The Grattan Institute’s report on solar PV, written by Tony Wood and David Blowers, has received plenty of adverse reactions. That’s not surprising, considering its sensationalist presentation, tendentious arguments and dubious analysis; in all these respects, it’s well below the standard I’d expect from Grattan.

I’m a little reluctant to pile on further, but I don’t think the criticisms I’ve seen have really focused on the fundamental problem in the Grattan analysis. Although the summary suggests the report is about subsidy schemes designed to promote renewable energy and particularly solar PV, this is highly misleading. The core of the Grattan analysis relates to the electricity distribution network. The analysis is both conceptually unsound and empirically weak.

The approach used in the Grattan report is to compare the cost of rooftop solar PV with that of (mainly) coal-fired electricity, adjusted for a carbon cost of $30/tonne. No allowance is made for distribution costs, and any difference is regarded as a subsidy. That’s defensible, though dubious, in relation to feed-in tariff schemes (all of which have now been closed), but the big numbers in the Grattan analysis come from applying the same analysis to self-generation. According to the report, someone who installs PV and uses the electricity themselves, saving the retail price (say 25c/kWh) is being subsidised by the amount of the difference between the retail price and the wholesale price of the electricity they would otherwise have bought (say 5c/kWh, for a subsidy of 20c/kWh).

This reasoning is bizarre, to put it mildly. Grattan’s reasoning is equally applicable (almost) every time you turn off an appliance or lightbulb: by saving 25c/kWh, you are robbing society of 20c.

The underlying argument is that electricity distribution charges are levied on a uniform basis per kWh, but the costs of the electricity distribution network depend, to a large extent on peak demand. This mispricing reflects the mess that was called “electricity market reform”, dating from the 1990s, and has nothing to do with solar PV or renewables. The real subsidy here is to air-conditioning, which produces a demand peak in the late afternoon and early evening. Stretching a bit further, you could say that electricity mispricing subsidises hot dinners and Who Wants to be a Millionaire?, which produce electricity demand at or near the evening peak.

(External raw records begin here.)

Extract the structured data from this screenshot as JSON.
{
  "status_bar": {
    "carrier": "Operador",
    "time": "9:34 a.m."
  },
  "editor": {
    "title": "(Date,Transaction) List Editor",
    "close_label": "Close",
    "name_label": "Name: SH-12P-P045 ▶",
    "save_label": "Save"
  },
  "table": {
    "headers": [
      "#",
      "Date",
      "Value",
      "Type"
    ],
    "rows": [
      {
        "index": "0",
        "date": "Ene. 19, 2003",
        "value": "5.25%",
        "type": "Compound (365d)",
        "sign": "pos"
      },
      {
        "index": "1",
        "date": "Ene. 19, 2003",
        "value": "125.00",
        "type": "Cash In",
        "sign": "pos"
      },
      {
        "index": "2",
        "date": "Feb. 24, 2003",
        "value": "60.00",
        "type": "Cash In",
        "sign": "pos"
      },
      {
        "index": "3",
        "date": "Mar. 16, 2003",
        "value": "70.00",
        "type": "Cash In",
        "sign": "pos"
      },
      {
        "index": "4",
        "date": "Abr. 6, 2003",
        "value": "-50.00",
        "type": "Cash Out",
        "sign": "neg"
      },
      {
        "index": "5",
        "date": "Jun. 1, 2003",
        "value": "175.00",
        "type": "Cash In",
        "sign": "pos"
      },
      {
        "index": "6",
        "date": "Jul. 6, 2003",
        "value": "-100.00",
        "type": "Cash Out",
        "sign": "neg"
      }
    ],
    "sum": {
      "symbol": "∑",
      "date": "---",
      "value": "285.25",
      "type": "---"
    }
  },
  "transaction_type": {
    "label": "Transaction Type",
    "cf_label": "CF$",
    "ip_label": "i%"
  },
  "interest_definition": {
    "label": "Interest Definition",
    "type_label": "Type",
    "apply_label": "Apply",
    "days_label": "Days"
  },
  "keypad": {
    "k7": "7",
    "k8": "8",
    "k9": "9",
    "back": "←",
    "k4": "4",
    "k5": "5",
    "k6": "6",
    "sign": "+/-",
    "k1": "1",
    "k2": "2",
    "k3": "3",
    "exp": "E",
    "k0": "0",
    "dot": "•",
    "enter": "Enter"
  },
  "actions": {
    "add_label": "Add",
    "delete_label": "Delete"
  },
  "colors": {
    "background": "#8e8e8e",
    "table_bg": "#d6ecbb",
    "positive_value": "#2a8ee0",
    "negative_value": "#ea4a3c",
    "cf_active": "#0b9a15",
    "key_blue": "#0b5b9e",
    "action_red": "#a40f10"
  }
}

The Grattan argument is that consumers who reduce their electricity use at times other than the evening peak, for example by installing solar PV, or simply by being careful, are thereby shirking their obligation to fund the costs of meeting peak demand. Apparently, consumers are supposed to make decisions based on the prices that would prevail under ideal pricing rules, rather than those they actually face.

But, even granting all these assumptions, the Grattan analysis is both theoretically and empirically unsound. The errors are such as to make their estimated subsidy to solar worthless, even accepting their analytical framework.

The empirical error is to assume, on the basis of misleading and inadequate data, that solar PV makes no contribution to meeting peak demand. The data on which this assumption is based is derived from just five days, and one state: the second Tuesday in October, in south-east Queensland from 2009 to 2013. For this data set, they find increased use of solar power at midday, reducing demand, but no change in the peak demand, which occurred at 6pm, when most people are at home, settling down for dinner, and when air-conditioning demand is strong.

This is a startlingly convenient choice of observation. It happens that sunset in Brisbane in early October takes place around 5.50 pm, just in time to rule out any contribution from solar PV. In choosing this date to request data from Energex, it may have escaped the Grattan team’s attention that:

  • Brisbane is close to the easternmost point in Australia, implying an early sunset;
  • Brisbane is the most northerly state capital, implying less seasonal variation in daylight times;
  • Sunset is later in December than in October; and
  • Queensland does not have daylight saving.

If the Melbourne-based researchers had sought data from local sources, for December, they might well have found that the peak demand occurred well before sunset (8.40pm).

It is, of course, true that, given the pricing distortions noted by Grattan, many solar panels are located sub-optimally from a social viewpoint. But it is absurd to claim that this constitutes a subsidy.

Important though the empirical error is, it is less significant than the theoretical error. In treating the entire avoided wholesale cost as a subsidy, Grattan assumes that the optimal distribution charge for off-peak use is zero, and that the entire charge should be imposed at peak usage times.

This is an elementary confusion of marginal and total effects. If such a policy were adopted, the distribution charge at the current peak time would have to be increased to something like$5/kwh. But of course, with such a pricing structure, the peak would turn into a trough, when only the most essential uses of electricity continued.

A more reasonable assumption would be that the peak charge should be something like double the current value. Assuming that the peak charge applied to 10 per cent of total usage, that would permit a reduction of 10 per cent in charges at other times, or around 2c/kwh. But with that pricing structure in place, the social value of solar PV would be around 23c/kWh, at least four times the value imputed by Grattan. Recalculated on that basis, the alleged subsidy would disappear almost completely.

To sum up, the headline finding of the Grattan report is totally wrong, even ignoring all the criticisms that have been made of the analytical framework. The report should be retracted and rewritten.